O caráter inibitório do transe hipnótico amortece a reverberação de emoções, pensamento e afetos originados da hiperexcitação do córtex pré-frontal, sistema límbico e hypotálamo, produzindo tranqüilidade e regulação dos transtornos neurovegetativos e tensão somática reflexa. Memórias de vivências passadas e suas emoções reprimidas são liberadas, permitindo a catarse das energias afetivas inconscientes que provocam a ansiedade e os sintomas psicossomáticos.
"Na indução hipnótica o sujeito confiante no operador e suficientemente motivado, focaliza sua atenção na voz do hipnotista de modo que a consciência periférica vai progressivamente se inibindo, excluindo gradualmente qualquer outro estímulo. Nessa condição, o sistema límbico e o hypotálamo são liberados de toda excitação, tal que a ansiedade, raiva, medo, etc..., são amortecidos e o sujeito entra num estado físico e psíquico denominado hipnose. A redução dos estímulos do ambiente favorece a focalização da atenção a qual, por sua vez, depende do córtex pre-frontal íntegro. Se o sujeito permanece desperto é porque teme alguma coisa ou está domasiadamente ansioso. Nesses casos não se deve proceder a indução hipnótica. Caso o indivíduo aceite ser induzido, mas mesmo assim permanece desperto, é porque seu SAR continua ativo por estar recebendo estímulo do córtex cerebral; o sujeito pensa ativamente em algo ou está fazendo alguma coisa."

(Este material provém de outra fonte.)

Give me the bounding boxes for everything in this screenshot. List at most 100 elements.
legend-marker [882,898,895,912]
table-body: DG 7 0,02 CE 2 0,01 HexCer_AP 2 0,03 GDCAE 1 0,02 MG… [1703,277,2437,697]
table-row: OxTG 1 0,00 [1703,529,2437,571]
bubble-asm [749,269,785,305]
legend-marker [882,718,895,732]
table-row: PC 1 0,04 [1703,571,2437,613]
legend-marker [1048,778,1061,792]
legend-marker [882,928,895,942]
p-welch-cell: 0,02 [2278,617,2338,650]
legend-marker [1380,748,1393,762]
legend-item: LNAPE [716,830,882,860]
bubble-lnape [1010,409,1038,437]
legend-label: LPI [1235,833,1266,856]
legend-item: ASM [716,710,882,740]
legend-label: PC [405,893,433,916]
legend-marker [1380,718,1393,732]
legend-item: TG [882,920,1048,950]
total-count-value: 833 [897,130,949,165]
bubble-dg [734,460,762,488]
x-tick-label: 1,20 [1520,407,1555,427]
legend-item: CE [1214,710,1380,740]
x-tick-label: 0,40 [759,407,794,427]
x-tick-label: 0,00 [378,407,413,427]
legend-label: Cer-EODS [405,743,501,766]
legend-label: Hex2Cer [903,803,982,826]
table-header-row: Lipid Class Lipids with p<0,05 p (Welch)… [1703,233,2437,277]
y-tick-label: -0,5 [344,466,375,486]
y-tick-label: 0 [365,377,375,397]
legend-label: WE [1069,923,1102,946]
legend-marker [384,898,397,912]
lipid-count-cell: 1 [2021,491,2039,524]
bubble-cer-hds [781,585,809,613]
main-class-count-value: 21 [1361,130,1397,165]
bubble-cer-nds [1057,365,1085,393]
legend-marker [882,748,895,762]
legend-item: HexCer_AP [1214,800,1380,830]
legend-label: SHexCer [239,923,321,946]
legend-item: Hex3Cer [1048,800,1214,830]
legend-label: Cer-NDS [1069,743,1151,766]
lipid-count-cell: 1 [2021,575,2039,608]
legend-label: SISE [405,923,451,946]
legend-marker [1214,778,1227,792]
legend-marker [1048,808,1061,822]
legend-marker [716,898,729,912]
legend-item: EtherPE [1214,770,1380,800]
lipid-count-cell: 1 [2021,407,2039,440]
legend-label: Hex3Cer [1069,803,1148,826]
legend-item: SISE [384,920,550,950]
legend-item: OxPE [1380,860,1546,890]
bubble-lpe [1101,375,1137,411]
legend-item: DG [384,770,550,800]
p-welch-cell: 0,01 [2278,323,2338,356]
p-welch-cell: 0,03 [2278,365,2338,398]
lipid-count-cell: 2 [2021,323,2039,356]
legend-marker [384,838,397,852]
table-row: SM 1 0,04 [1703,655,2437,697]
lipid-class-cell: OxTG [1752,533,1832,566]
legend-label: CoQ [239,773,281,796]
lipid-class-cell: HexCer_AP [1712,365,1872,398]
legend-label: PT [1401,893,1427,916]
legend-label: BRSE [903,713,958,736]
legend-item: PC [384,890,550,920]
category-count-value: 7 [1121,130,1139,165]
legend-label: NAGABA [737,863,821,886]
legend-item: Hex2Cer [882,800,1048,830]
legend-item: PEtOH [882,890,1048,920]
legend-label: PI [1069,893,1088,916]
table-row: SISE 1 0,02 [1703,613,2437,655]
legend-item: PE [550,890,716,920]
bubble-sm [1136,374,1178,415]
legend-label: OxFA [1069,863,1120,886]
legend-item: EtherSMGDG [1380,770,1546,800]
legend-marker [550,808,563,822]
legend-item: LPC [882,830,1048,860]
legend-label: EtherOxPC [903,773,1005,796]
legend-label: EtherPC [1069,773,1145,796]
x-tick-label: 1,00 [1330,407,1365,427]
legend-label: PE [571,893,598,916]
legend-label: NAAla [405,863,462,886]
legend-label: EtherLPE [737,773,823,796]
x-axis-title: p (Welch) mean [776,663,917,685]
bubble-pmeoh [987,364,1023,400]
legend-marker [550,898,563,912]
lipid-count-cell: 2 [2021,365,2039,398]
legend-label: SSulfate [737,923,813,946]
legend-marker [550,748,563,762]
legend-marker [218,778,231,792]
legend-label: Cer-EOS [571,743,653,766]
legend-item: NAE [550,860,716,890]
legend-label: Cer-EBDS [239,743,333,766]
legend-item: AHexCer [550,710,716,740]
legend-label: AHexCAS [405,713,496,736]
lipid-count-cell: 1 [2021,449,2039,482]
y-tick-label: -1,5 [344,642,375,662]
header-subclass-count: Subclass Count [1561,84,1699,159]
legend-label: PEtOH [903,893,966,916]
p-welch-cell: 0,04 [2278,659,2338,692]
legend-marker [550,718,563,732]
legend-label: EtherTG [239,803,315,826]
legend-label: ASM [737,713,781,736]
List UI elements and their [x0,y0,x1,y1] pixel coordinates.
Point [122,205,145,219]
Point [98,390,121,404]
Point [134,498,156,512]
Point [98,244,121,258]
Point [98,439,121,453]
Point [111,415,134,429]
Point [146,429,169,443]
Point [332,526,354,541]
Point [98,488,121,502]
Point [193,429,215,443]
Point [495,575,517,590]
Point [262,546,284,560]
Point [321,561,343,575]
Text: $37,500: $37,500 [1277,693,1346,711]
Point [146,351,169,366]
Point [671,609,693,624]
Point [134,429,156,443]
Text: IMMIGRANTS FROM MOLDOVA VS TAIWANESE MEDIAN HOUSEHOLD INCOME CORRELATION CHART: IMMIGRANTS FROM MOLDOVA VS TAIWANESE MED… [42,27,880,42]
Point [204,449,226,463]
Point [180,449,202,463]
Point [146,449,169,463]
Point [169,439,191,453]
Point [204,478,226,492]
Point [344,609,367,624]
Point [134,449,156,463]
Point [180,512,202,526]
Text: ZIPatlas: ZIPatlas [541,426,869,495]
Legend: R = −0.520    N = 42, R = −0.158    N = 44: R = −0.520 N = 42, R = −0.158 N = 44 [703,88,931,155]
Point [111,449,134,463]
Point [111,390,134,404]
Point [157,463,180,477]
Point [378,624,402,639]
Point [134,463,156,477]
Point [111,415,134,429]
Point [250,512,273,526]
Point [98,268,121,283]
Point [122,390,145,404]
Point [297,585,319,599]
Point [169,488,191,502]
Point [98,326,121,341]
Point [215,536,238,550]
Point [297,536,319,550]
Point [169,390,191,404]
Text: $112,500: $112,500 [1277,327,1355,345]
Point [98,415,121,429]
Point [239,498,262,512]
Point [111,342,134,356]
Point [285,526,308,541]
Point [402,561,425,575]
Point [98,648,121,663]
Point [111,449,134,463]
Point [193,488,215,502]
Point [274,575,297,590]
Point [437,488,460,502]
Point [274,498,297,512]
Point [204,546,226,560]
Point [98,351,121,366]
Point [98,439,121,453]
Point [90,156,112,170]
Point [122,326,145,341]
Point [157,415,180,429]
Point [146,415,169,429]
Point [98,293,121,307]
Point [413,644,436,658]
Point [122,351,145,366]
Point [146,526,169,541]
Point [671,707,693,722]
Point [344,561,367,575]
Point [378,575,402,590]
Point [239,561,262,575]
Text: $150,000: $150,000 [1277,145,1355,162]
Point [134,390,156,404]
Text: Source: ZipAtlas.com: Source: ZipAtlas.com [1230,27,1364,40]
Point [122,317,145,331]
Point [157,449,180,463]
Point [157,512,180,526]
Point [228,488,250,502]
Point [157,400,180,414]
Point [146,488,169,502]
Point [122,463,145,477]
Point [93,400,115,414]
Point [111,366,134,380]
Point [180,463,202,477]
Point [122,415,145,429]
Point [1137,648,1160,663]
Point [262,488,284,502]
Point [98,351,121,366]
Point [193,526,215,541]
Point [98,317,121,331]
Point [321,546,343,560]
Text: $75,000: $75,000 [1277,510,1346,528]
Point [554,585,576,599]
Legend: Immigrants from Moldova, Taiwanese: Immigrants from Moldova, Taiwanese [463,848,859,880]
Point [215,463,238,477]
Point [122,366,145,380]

Uma excitação supramaximal, seja por um estímulo sensorial, seja por uma emoção, gera um estado hipnótico com predominância do sistema simpático, produzindo descargas vegetativas violentas que, entretanto, funcionam como autoregulação. Fenômenos como amnésia, anestesia, catalepsia, alucinações, etc... , são frequentemente observados nesta forma de hipnose, como em certos cultos afros, exorcismos, movimentos de massa, etc.. Charcot utilizava procedimentos desta natureza para hipnotizar pacientes histéricos, que são difíceis de aceitar a hipnose pelos métodos convencionais. E é com Charcot que Freud vai aprender essa técnica e iniciar um processo terapêutico que viria a se transformar na Psicanálise.